I cannot help but take National Development Minister Lawrence Wong's remark on the importance of heritage conservation with a pinch of salt.
After all, if I recall correctly, the Urban Redevelopment Authority's (URA) initial plan for Farrer Park and Dakota Crescent was to demolish all existing structures, several with heritage value, and erect another sterile development of housing and ancillary services in their place (Farrer Park to make way for redevelopment, March 31, 2018; and Former residents cheer decision to retain parts of Dakota estate, Dec 12, 2017).
Only intervention from true heritage lovers as well as those who understand what it takes to make a city come alive stopped the URA and other related agencies in their tracks.
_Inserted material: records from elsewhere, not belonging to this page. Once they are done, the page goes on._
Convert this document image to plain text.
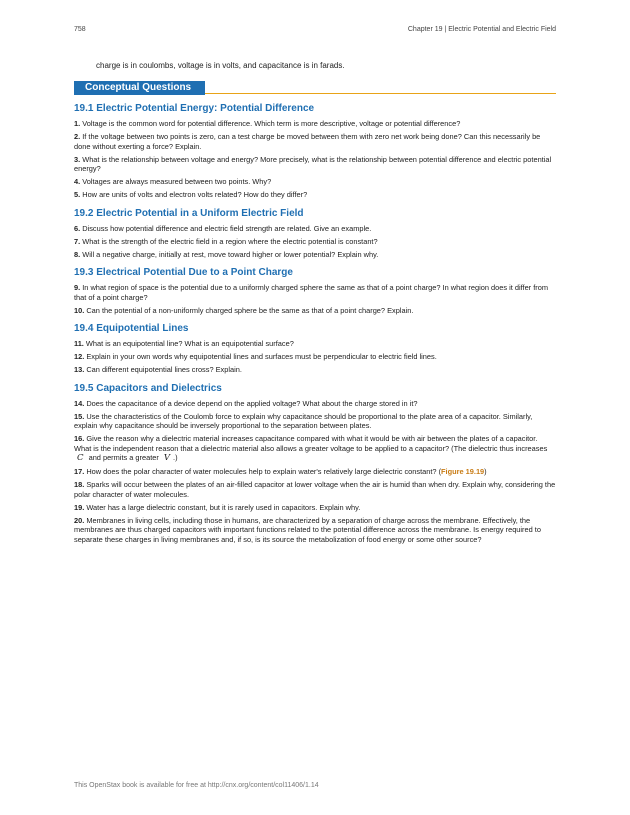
758	Chapter 19 | Electric Potential and Electric Field
charge is in coulombs, voltage is in volts, and capacitance is in farads.
Conceptual Questions
19.1 Electric Potential Energy: Potential Difference

1. Voltage is the common word for potential difference. Which term is more descriptive, voltage or potential difference?

2. If the voltage between two points is zero, can a test charge be moved between them with zero net work being done? Can this necessarily be done without exerting a force? Explain.

3. What is the relationship between voltage and energy? More precisely, what is the relationship between potential difference and electric potential energy?

4. Voltages are always measured between two points. Why?

5. How are units of volts and electron volts related? How do they differ?

19.2 Electric Potential in a Uniform Electric Field

6. Discuss how potential difference and electric field strength are related. Give an example.

7. What is the strength of the electric field in a region where the electric potential is constant?

8. Will a negative charge, initially at rest, move toward higher or lower potential? Explain why.

19.3 Electrical Potential Due to a Point Charge

9. In what region of space is the potential due to a uniformly charged sphere the same as that of a point charge? In what region does it differ from that of a point charge?

10. Can the potential of a non-uniformly charged sphere be the same as that of a point charge? Explain.

19.4 Equipotential Lines

11. What is an equipotential line? What is an equipotential surface?

12. Explain in your own words why equipotential lines and surfaces must be perpendicular to electric field lines.

13. Can different equipotential lines cross? Explain.

19.5 Capacitors and Dielectrics

14. Does the capacitance of a device depend on the applied voltage? What about the charge stored in it?

15. Use the characteristics of the Coulomb force to explain why capacitance should be proportional to the plate area of a capacitor. Similarly, explain why capacitance should be inversely proportional to the separation between plates.

16. Give the reason why a dielectric material increases capacitance compared with what it would be with air between the plates of a capacitor. What is the independent reason that a dielectric material also allows a greater voltage to be applied to a capacitor? (The dielectric thus increases C and permits a greater V .)

17. How does the polar character of water molecules help to explain water's relatively large dielectric constant? (Figure 19.19)

18. Sparks will occur between the plates of an air-filled capacitor at lower voltage when the air is humid than when dry. Explain why, considering the polar character of water molecules.

19. Water has a large dielectric constant, but it is rarely used in capacitors. Explain why.

20. Membranes in living cells, including those in humans, are characterized by a separation of charge across the membrane. Effectively, the membranes are thus charged capacitors with important functions related to the potential difference across the membrane. Is energy required to separate these charges in living membranes and, if so, is its source the metabolization of food energy or some other source?

This OpenStax book is available for free at http://cnx.org/content/col11406/1.14
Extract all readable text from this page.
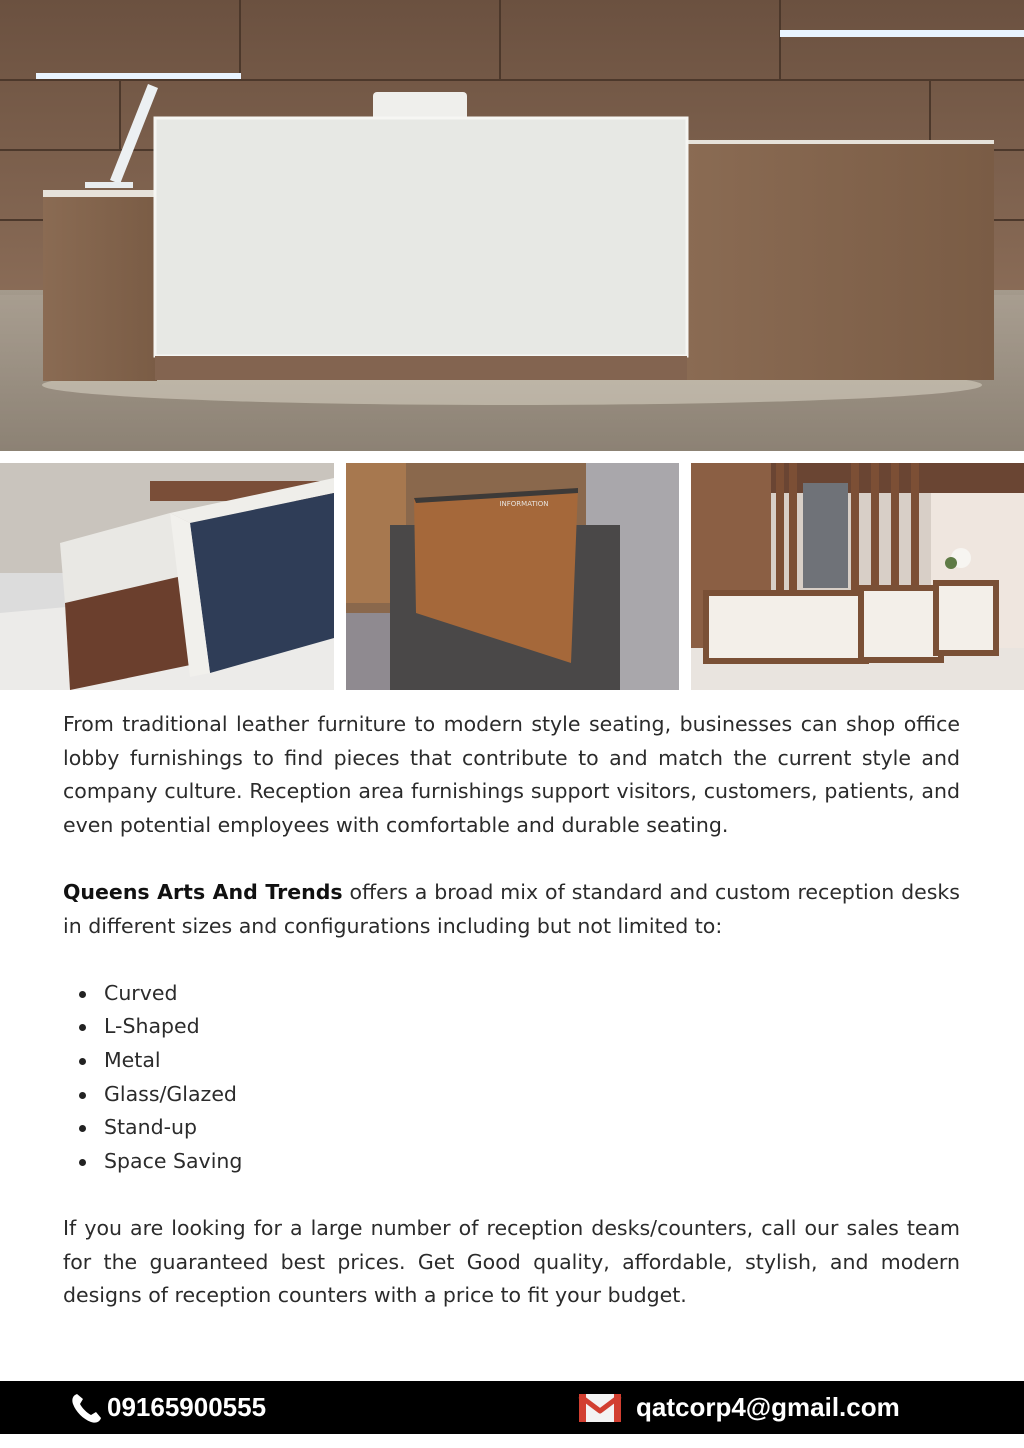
INFORMATION

From traditional leather furniture to modern style seating, businesses can shop office lobby furnishings to find pieces that contribute to and match the current style and company culture. Reception area furnishings support visitors, customers, patients, and even potential employees with comfortable and durable seating.

Queens Arts And Trends offers a broad mix of standard and custom reception desks in different sizes and configurations including but not limited to:

Curved
L-Shaped
Metal
Glass/Glazed
Stand-up
Space Saving

If you are looking for a large number of reception desks/counters, call our sales team for the guaranteed best prices. Get Good quality, affordable, stylish, and modern designs of reception counters with a price to fit your budget.

09165900555	qatcorp4@gmail.com
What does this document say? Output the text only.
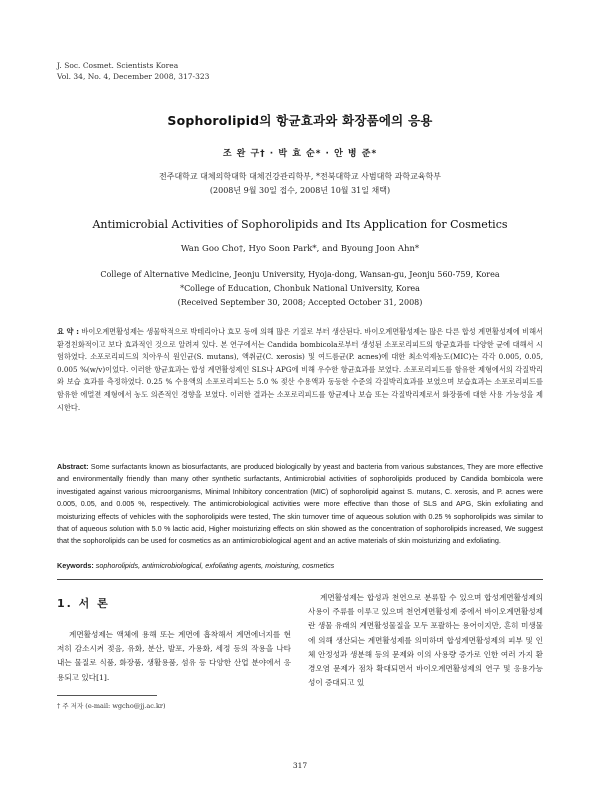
J. Soc. Cosmet. Scientists Korea
Vol. 34, No. 4, December 2008, 317-323
Sophorolipid의 항균효과와 화장품에의 응용
조 완 구† · 박 효 순* · 안 병 준*
전주대학교 대체의학대학 대체건강관리학부, *전북대학교 사범대학 과학교육학부
(2008년 9월 30일 접수, 2008년 10월 31일 채택)
Antimicrobial Activities of Sophorolipids and Its Application for Cosmetics
Wan Goo Cho†, Hyo Soon Park*, and Byoung Joon Ahn*
College of Alternative Medicine, Jeonju University, Hyoja-dong, Wansan-gu, Jeonju 560-759, Korea
*College of Education, Chonbuk National University, Korea
(Received September 30, 2008; Accepted October 31, 2008)
요 약 : 바이오계면활성제는 생물학적으로 박테리아나 효모 등에 의해 많은 기질로 부터 생산된다. 바이오계면활성제는 많은 다른 합성 계면활성제에 비해서 환경친화적이고 보다 효과적인 것으로 알려져 있다. 본 연구에서는 Candida bombicola로부터 생성된 소포로리피드의 항균효과를 다양한 균에 대해서 시험하였다. 소포로리피드의 치아우식 원인균(S. mutans), 액취균(C. xerosis) 및 여드름균(P. acnes)에 대한 최소억제농도(MIC)는 각각 0.005, 0.05, 0.005 %(w/v)이었다. 이러한 항균효과는 합성 계면활성제인 SLS나 APG에 비해 우수한 항균효과를 보였다. 소포로리피드를 함유한 제형에서의 각질박리와 보습 효과를 측정하였다. 0.25 % 수용액의 소포로리피드는 5.0 % 젖산 수용액과 동등한 수준의 각질박리효과를 보였으며 보습효과는 소포로리피드를 함유한 에멀젼 제형에서 농도 의존적인 경향을 보였다. 이러한 결과는 소포로리피드를 항균제나 보습 또는 각질박리제로서 화장품에 대한 사용 가능성을 제시한다.
Abstract: Some surfactants known as biosurfactants, are produced biologically by yeast and bacteria from various substances, They are more effective and environmentally friendly than many other synthetic surfactants, Antimicrobial activities of sophorolipids produced by Candida bombicola were investigated against various microorganisms, Minimal Inhibitory concentration (MIC) of sophorolipid against S. mutans, C. xerosis, and P. acnes were 0.005, 0.05, and 0.005 %, respectively. The antimicrobiological activities were more effective than those of SLS and APG, Skin exfoliating and moisturizing effects of vehicles with the sophorolipids were tested, The skin turnover time of aqueous solution with 0.25 % sophorolipids was similar to that of aqueous solution with 5.0 % lactic acid, Higher moisturizing effects on skin showed as the concentration of sophorolipids increased, We suggest that the sophorolipids can be used for cosmetics as an antimicrobiological agent and an active materials of skin moisturizing and exfoliating.
Keywords: sophorolipids, antimicrobiological, exfoliating agents, moisturing, cosmetics
1. 서 론
계면활성제는 액체에 용해 또는 계면에 흡착해서 계면에너지를 현저히 감소시켜 젖음, 유화, 분산, 발포, 가용화, 세정 등의 작용을 나타내는 물질로 식품, 화장품, 생활용품, 섬유 등 다양한 산업 분야에서 응용되고 있다[1].
계면활성제는 합성과 천연으로 분류할 수 있으며 합성계면활성제의 사용이 주류를 이루고 있으며 천연계면활성제 중에서 바이오계면활성제란 생물 유래의 계면활성물질을 모두 포괄하는 용어이지만, 흔히 미생물에 의해 생산되는 계면활성제를 의미하며 합성계면활성제의 피부 및 인체 안정성과 생분해 등의 문제와 이의 사용량 증가로 인한 여러 가지 환경오염 문제가 점차 확대되면서 바이오계면활성제의 연구 및 응용가능성이 증대되고 있
† 주 저자 (e-mail: wgcho@jj.ac.kr)
317
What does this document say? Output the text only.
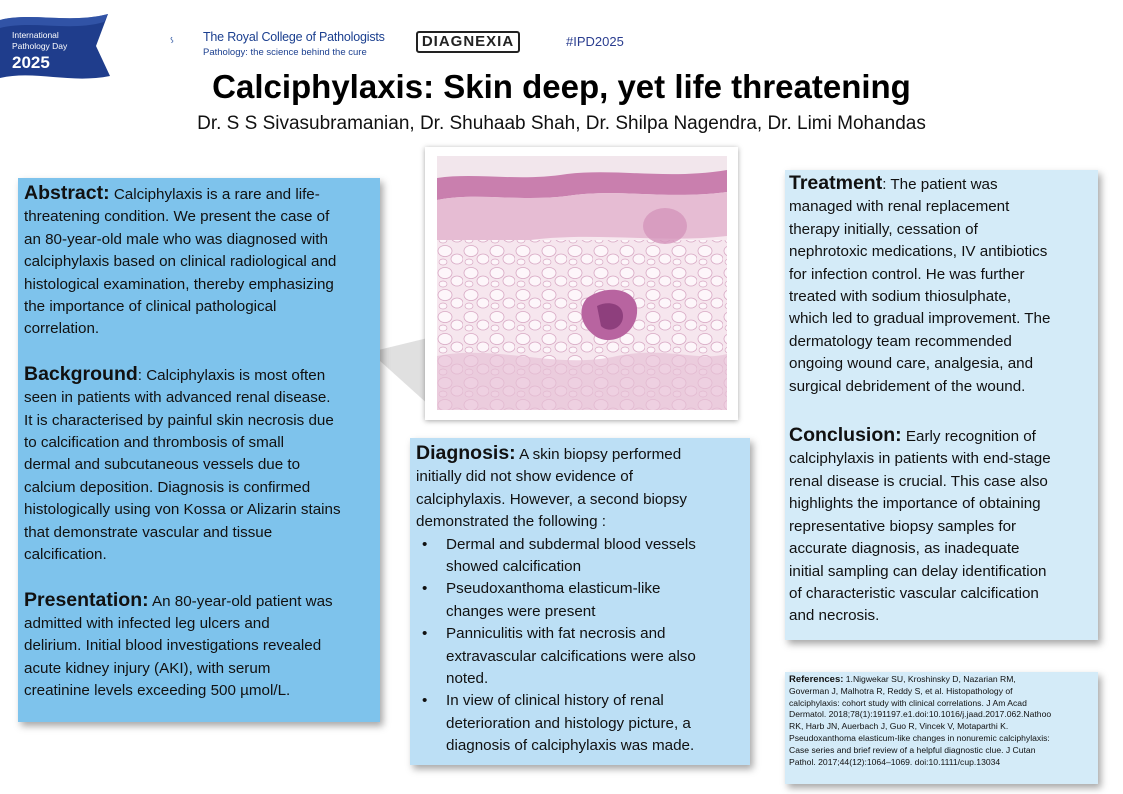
International
Pathology Day
2025
The Royal College of Pathologists
Pathology: the science behind the cure
DIAGNEXIA	#IPD2025
Calciphylaxis: Skin deep, yet life threatening
Dr. S S Sivasubramanian, Dr. Shuhaab Shah, Dr. Shilpa Nagendra, Dr. Limi Mohandas
Abstract: Calciphylaxis is a rare and life-
threatening condition. We present the case of
an 80-year-old male who was diagnosed with
calciphylaxis based on clinical radiological and
histological examination, thereby emphasizing
the importance of clinical pathological
correlation.
Background: Calciphylaxis is most often
seen in patients with advanced renal disease.
It is characterised by painful skin necrosis due
to calcification and thrombosis of small
dermal and subcutaneous vessels due to
calcium deposition. Diagnosis is confirmed
histologically using von Kossa or Alizarin stains
that demonstrate vascular and tissue
calcification.
Presentation: An 80-year-old patient was
admitted with infected leg ulcers and
delirium. Initial blood investigations revealed
acute kidney injury (AKI), with serum
creatinine levels exceeding 500 µmol/L.
Diagnosis: A skin biopsy performed
initially did not show evidence of
calciphylaxis. However, a second biopsy
demonstrated the following :
• Dermal and subdermal blood vessels
showed calcification
• Pseudoxanthoma elasticum-like
changes were present
• Panniculitis with fat necrosis and
extravascular calcifications were also
noted.
• In view of clinical history of renal
deterioration and histology picture, a
diagnosis of calciphylaxis was made.
Treatment: The patient was
managed with renal replacement
therapy initially, cessation of
nephrotoxic medications, IV antibiotics
for infection control. He was further
treated with sodium thiosulphate,
which led to gradual improvement. The
dermatology team recommended
ongoing wound care, analgesia, and
surgical debridement of the wound.
Conclusion: Early recognition of
calciphylaxis in patients with end-stage
renal disease is crucial. This case also
highlights the importance of obtaining
representative biopsy samples for
accurate diagnosis, as inadequate
initial sampling can delay identification
of characteristic vascular calcification
and necrosis.
References: 1.Nigwekar SU, Kroshinsky D, Nazarian RM,
Goverman J, Malhotra R, Reddy S, et al. Histopathology of
calciphylaxis: cohort study with clinical correlations. J Am Acad
Dermatol. 2018;78(1):191197.e1.doi:10.1016/j.jaad.2017.062.Nathoo
RK, Harb JN, Auerbach J, Guo R, Vincek V, Motaparthi K.
Pseudoxanthoma elasticum-like changes in nonuremic calciphylaxis:
Case series and brief review of a helpful diagnostic clue. J Cutan
Pathol. 2017;44(12):1064–1069. doi:10.1111/cup.13034
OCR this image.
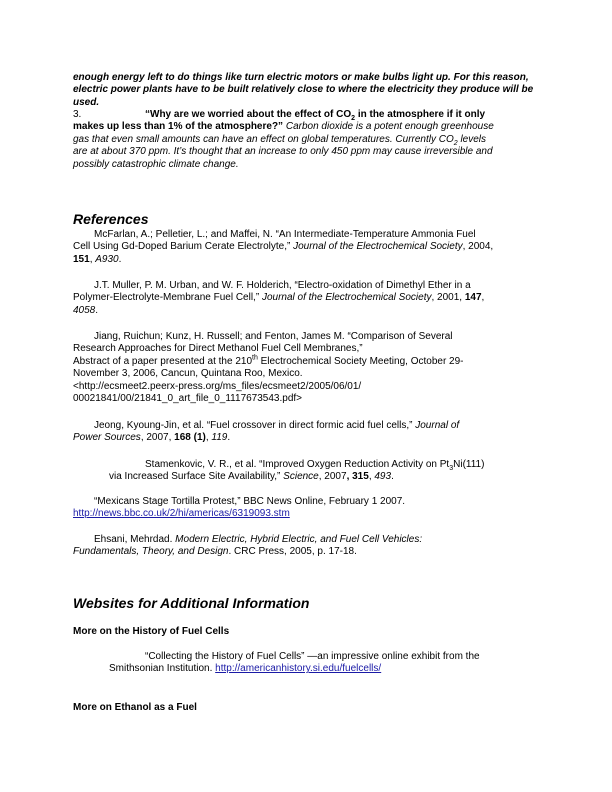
enough energy left to do things like turn electric motors or make bulbs light up. For this reason,
electric power plants have to be built relatively close to where the electricity they produce will be
used.
3.	“Why are we worried about the effect of $CO_2$ in the atmosphere if it only
makes up less than 1% of the atmosphere?” Carbon dioxide is a potent enough greenhouse
gas that even small amounts can have an effect on global temperatures. Currently $CO_2$ levels
are at about 370 ppm. It’s thought that an increase to only 450 ppm may cause irreversible and
possibly catastrophic climate change.
References
McFarlan, A.; Pelletier, L.; and Maffei, N. “An Intermediate-Temperature Ammonia Fuel
Cell Using Gd-Doped Barium Cerate Electrolyte,” Journal of the Electrochemical Society, 2004,
151, A930.
J.T. Muller, P. M. Urban, and W. F. Holderich, “Electro-oxidation of Dimethyl Ether in a
Polymer-Electrolyte-Membrane Fuel Cell,” Journal of the Electrochemical Society, 2001, 147,
4058.
Jiang, Ruichun; Kunz, H. Russell; and Fenton, James M. “Comparison of Several
Research Approaches for Direct Methanol Fuel Cell Membranes,”
Abstract of a paper presented at the 210th Electrochemical Society Meeting, October 29-
November 3, 2006, Cancun, Quintana Roo, Mexico.
<http://ecsmeet2.peerx-press.org/ms_files/ecsmeet2/2005/06/01/
00021841/00/21841_0_art_file_0_1117673543.pdf>
Jeong, Kyoung-Jin, et al. “Fuel crossover in direct formic acid fuel cells,” Journal of
Power Sources, 2007, 168 (1), 119.
Stamenkovic, V. R., et al. “Improved Oxygen Reduction Activity on $Pt_3Ni(111)$
via Increased Surface Site Availability,” Science, 2007, 315, 493.
“Mexicans Stage Tortilla Protest,” BBC News Online, February 1 2007.
http://news.bbc.co.uk/2/hi/americas/6319093.stm
Ehsani, Mehrdad. Modern Electric, Hybrid Electric, and Fuel Cell Vehicles:
Fundamentals, Theory, and Design. CRC Press, 2005, p. 17-18.
Websites for Additional Information
More on the History of Fuel Cells
“Collecting the History of Fuel Cells” —an impressive online exhibit from the
Smithsonian Institution. http://americanhistory.si.edu/fuelcells/
More on Ethanol as a Fuel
While the URA's decision to retain a Farrer Park pool which served as training ground for many of our swimming champions is welcome, its plan to erect new sporting facilities in a nod to the area's history would probably end up looking contrived and academic (URA plan to retain Farrer Park's sports heritage cheered, April 1).
The once idyllic Farrer Park, with its walk-up public apartment blocks along Race Course Road overlooking the expansive pitches and stadium for various sports, is long gone. It can never be recreated even if the authorities wanted to, given the structural and demographic changes that have taken place in the area and our society since then.
It is at the Kallang Basin and Marina East precincts that our authorities should curate and construct a global sports-related lifestyle and tourism metropolis with the Sports Hub at its heart, as opposed to another characterless neighbourhood of mixed and residential developments at Kallang, according to URA's existing plans.